ABANO TERME, ITALY--Despite crippling budgetary shortfalls, Russia's planetary exploration program is hoping to get at least one mission off the ground in the next few years. Speaking here yesterday at the 31st meeting of the American Astronomical Society's Division of Planetary Sciences, Mikhail Marov of the Keldysh Institute of Applied Mathematics in Moscow unveiled detailed plans for a mission to return a rock sample from Phobos, Mars's largest moon. But the mission could be no more than a pipe dream unless Keldysh researchers raise money from international partners or private sources.
Russia hopes to succeed in a try for Phobos where its predecessor, the Soviet Union, failed: In the late 1980s, two giant Soviet landers sent to Phobos failed, one due to human error, the other due to a computer failure. Calamity struck Russian space science several years later, when the Mars 96 spacecraft exploded shortly after launch. To many, the Mars debacle sounded a death knell for Russian space science (Science, 20 June 1997, p. 1780).
Whether the new Phobos probe emerges like a Phoenix from the ashes may depend on just how big--and expensive--a bird it is. "We've learned a lot from these experiences," says Marov, such as coming up with a simple design that could be used for a variety of missions in the solar system. And rather than go with a pricey Proton rocket, Keldysh plans to launch the mission as early as December 2004 on a cheap Soyuz-type rocket.
Using an ion engine comparable to the one now powering NASA's Deep Space 1 probe, the 2-ton craft would reach Phobos in 28 months, land on its surface, and take pictures. Then the probe will drill more than a meter deep into the surface and extract a few hundred grams of samples that it will bring back to Earth in April 2008. It would be the first mission to bring back a sample from a satellite other than our own moon.

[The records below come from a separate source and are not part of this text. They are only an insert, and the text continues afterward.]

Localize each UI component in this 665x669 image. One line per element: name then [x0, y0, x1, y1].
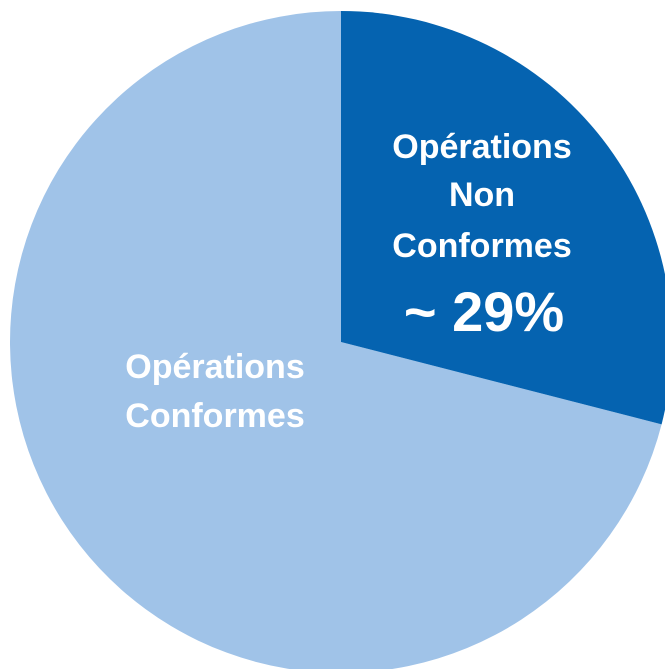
non-conformes-label-line-3: Conformes	[392, 227, 571, 265]
pie-slice-conformes	[10, 11, 662, 669]
conformes-label-line-2: Conformes	[125, 397, 304, 435]
non-conformes-label-line-1: Opérations	[392, 128, 571, 166]
pie-slice-non-conformes	[341, 11, 665, 425]
non-conformes-percentage: ~ 29%	[404, 280, 564, 343]
conformes-label-line-1: Opérations	[125, 348, 304, 386]
non-conformes-label-line-2: Non	[449, 176, 515, 214]
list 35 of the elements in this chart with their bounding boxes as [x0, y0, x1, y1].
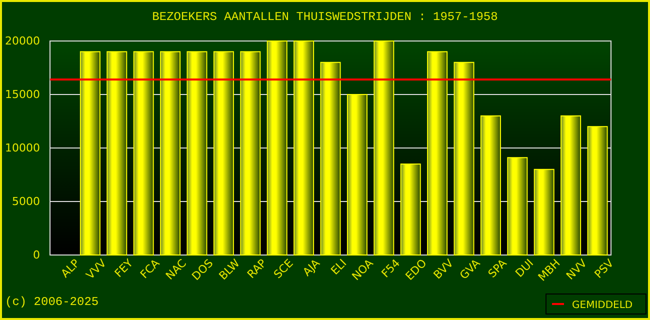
bar — [106, 51, 128, 256]
legend-label: GEMIDDELD — [572, 300, 633, 311]
bar — [346, 94, 368, 256]
y-tick-label: 0 — [33, 248, 40, 262]
bar — [80, 51, 100, 256]
y-tick-label: 10000 — [5, 142, 40, 155]
bar — [454, 62, 474, 256]
bar — [427, 51, 448, 256]
bar — [480, 115, 501, 256]
bar — [160, 51, 181, 256]
y-tick-label: 5000 — [12, 195, 40, 208]
bar — [374, 40, 394, 256]
bar — [320, 62, 341, 256]
x-tick-label: ELI — [328, 256, 350, 278]
x-tick-label: DUI — [512, 256, 536, 280]
y-tick-label: 15000 — [5, 88, 40, 102]
y-tick-label: 20000 — [5, 34, 40, 48]
bar — [133, 51, 154, 256]
bar — [186, 51, 208, 256]
bar — [560, 115, 582, 256]
bar — [294, 40, 314, 256]
x-tick-label: GVA — [457, 256, 484, 282]
bar — [240, 51, 261, 256]
bar — [534, 168, 554, 256]
bar — [266, 40, 288, 256]
x-tick-label: SPA — [486, 256, 510, 280]
bar — [507, 157, 528, 256]
x-tick-label: AJA — [300, 256, 323, 279]
text: (c) 2006-2025 — [5, 295, 99, 309]
bar — [400, 164, 421, 256]
x-tick-label: FCA — [138, 256, 163, 282]
x-tick-label: F54 — [379, 256, 403, 280]
bar — [587, 126, 608, 256]
bar — [213, 51, 234, 256]
chart-title: BEZOEKERS AANTALLEN THUISWEDSTRIJDEN : 1957-1958 — [152, 10, 498, 24]
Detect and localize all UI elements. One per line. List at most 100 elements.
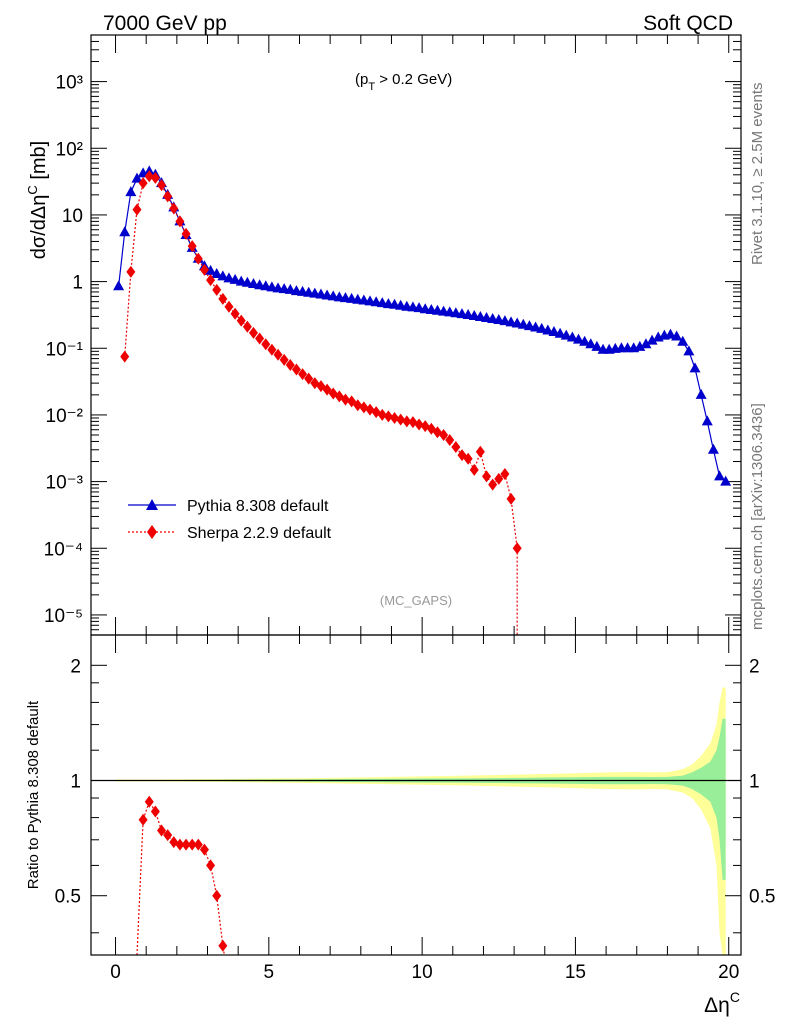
ratio-sherpa-point xyxy=(187,838,197,851)
pythia-point xyxy=(646,334,658,345)
legend-item-pythia: Pythia 8.308 default xyxy=(128,498,329,515)
ratio-plot: 0 5 10 15 20 0.5 0.5 1 1 2 2 xyxy=(55,634,775,983)
pythia-point xyxy=(542,324,554,335)
sherpa-point xyxy=(298,368,308,381)
main-ytick-label: 10 xyxy=(62,206,83,227)
ratio-sherpa-point xyxy=(181,838,191,851)
sherpa-point xyxy=(236,314,246,327)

Although Russia has had a Phobos sample return mission on the books for years, most experts had presumed the project dead--or at least dormant--considering that the scant money in Russia available for space science is being gobbled up by the International Space Station. But Marov says the mission could be undertaken for as little as $120 million--"less than most of NASA's Discovery and New Millennium space missions." Teaming up with NASA or the European Space Agency might be one way to get the mission going, he says. Another way would be to gin up support from the private sector.
Rich Terrile of NASA's Jet Propulsion Laboratory in Pasadena, California, doubts whether the mission Marov and his colleagues envision will receive the funding it needs. "These people have trouble getting their salaries," he says. And NASA's current Mars exploration program doesn't leave any room for a new mission together with the Russians, says Terrile.